Раствориться в воздухе и ничем не выдать себя — какое ценное
качество для убийцы…
…Когда я открыла глаза, Херри-боя уже не было. Комната была
наполнена мягким сумеречным светом, идущим из окон: солнца сегодня не
предвиделось. Жесткая узкая койка измотала мышцы до последней возможности: тело
невыносимо ныло. Еще одну ночь на ней я не переживу. Я потянулась и тут же
вспомнила наш странный ночной разговор — а кто сказал тебе, что ты вообще
переживешь еще одну ночь? Я улыбнулась неожиданно прорезавшемуся во мне черному
юмору и решила отправиться на поиски Херри-боя.

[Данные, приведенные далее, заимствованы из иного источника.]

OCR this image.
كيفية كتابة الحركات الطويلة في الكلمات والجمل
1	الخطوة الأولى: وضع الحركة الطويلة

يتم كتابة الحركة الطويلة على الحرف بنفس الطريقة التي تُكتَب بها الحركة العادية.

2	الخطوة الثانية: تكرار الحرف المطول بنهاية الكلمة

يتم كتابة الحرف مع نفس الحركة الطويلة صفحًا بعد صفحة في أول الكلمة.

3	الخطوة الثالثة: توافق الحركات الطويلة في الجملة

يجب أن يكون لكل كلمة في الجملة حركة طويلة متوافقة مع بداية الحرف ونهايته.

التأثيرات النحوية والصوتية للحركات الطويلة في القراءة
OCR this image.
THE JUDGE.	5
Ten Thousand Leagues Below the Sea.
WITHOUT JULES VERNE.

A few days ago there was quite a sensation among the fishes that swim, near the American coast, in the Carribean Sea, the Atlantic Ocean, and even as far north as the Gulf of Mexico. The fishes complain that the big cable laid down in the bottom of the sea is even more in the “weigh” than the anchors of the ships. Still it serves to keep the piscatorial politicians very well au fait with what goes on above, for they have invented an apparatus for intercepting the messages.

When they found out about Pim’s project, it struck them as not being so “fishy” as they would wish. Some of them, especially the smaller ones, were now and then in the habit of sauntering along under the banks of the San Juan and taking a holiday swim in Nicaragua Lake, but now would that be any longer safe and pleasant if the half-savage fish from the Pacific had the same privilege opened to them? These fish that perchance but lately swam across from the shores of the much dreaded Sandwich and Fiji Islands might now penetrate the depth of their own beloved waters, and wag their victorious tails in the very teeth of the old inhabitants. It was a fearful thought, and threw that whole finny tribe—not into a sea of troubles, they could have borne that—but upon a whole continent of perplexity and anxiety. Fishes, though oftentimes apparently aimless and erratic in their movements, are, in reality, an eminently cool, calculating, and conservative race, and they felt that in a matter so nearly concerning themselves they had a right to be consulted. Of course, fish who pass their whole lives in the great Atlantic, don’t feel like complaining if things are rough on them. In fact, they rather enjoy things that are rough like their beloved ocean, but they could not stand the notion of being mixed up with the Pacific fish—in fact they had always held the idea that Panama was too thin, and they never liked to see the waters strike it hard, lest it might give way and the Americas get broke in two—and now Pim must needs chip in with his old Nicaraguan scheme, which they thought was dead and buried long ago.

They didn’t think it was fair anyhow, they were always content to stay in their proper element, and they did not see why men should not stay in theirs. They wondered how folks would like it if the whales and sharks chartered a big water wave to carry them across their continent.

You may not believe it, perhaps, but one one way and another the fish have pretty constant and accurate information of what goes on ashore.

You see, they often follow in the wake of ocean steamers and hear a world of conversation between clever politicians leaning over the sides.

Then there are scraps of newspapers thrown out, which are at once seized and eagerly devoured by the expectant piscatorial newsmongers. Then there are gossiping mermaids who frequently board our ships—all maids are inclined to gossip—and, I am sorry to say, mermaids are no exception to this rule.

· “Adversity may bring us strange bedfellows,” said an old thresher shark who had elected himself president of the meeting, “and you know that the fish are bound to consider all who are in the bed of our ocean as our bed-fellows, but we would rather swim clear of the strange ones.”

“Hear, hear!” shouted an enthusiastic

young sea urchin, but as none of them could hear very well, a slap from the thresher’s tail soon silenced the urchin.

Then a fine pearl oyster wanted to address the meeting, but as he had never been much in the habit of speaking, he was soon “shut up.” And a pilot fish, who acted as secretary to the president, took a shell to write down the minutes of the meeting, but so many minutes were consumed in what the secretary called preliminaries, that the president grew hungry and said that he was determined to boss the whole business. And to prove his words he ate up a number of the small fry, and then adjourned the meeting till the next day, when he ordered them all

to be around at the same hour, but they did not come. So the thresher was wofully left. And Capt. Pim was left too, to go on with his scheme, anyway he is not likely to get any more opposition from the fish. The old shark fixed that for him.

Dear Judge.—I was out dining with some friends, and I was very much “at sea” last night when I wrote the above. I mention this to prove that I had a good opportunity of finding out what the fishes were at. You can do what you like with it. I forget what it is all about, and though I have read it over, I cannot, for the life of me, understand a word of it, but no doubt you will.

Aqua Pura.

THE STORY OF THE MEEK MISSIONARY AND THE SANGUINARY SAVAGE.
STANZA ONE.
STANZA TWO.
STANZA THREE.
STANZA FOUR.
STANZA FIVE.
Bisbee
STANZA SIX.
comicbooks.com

Но далеко уйти не удалось: на длинной, имитирующей стол
полке заворочался и подал голос компьютер. Ну вот, Херри-бой, и тебя посещает
электронная почта. Я приняла одно-единственное сообщение, а потом, не
удержавшись, открыла его.
"Absolutely effect without any
traces.Congratulation.Bob”.
"Абсолютный эффект, и никаких следов. Поздравляю.
Боб”, — машинально перевела я.
Очень милое послание, да еще из Соединенных Штатов. Уж не от
этого ли деятеля из береговой охраны? Я уселась на кресло и несколько раз
повернулась вокруг оси. Абсолютный эффект, и никаких следов, именно так я
совсем недавно подумала о чем-то. Теми же самыми словами. Нужно только
вспомнить — о чем. Рядом с компьютером стояла фотокарточка — единственная, на
которой не было увеличенной живописной детали. Самый обыкновенный полароидный
снимок: Херри-бой, не в меру веселый, с точно таким же веселым парнем. Очень колоритная
персона, ничего не скажешь: легкая примесь гавайской крови, нечто среднее между
Киану Ривзом и Джейсоном Скоттом Ли, — голливудскими полукровками, всегда
сводившими меня с ума. Я перевернула фотографию: “Боб и Херри. Сан-Диего.
Октябрь 1998”. Боб и Херри, Том и Джерри, Болек и Лелик — какое тебе дело до
чужой жизни? Я поставила карточку на место и принялась перебирать книги на
импровизированном столе. Хорошо, что Херри-бой отказался от традиционного
письменного стола, иначе я обязательно сунула бы нос в его ящики…
Книги не разочаровали меня: они как могли поддерживали
репутацию Херри-боя — исследователя. Старинные манускрипты, датированные чуть
ли не семнадцатым веком, масса серьезных журналов по живописи, горы
отксерокопированных статей, несколько заказных писем — из Франции, Бельгии и
Нью-Йорка: солидно отпечатанные конверты, ряды марок, размытые штемпеля. Херри,
как и положено ученому, ведет обширную переписку, а тебе, Катерина
Мстиславовна, должно быть стыдно за так и не сданный кандидатский минимум.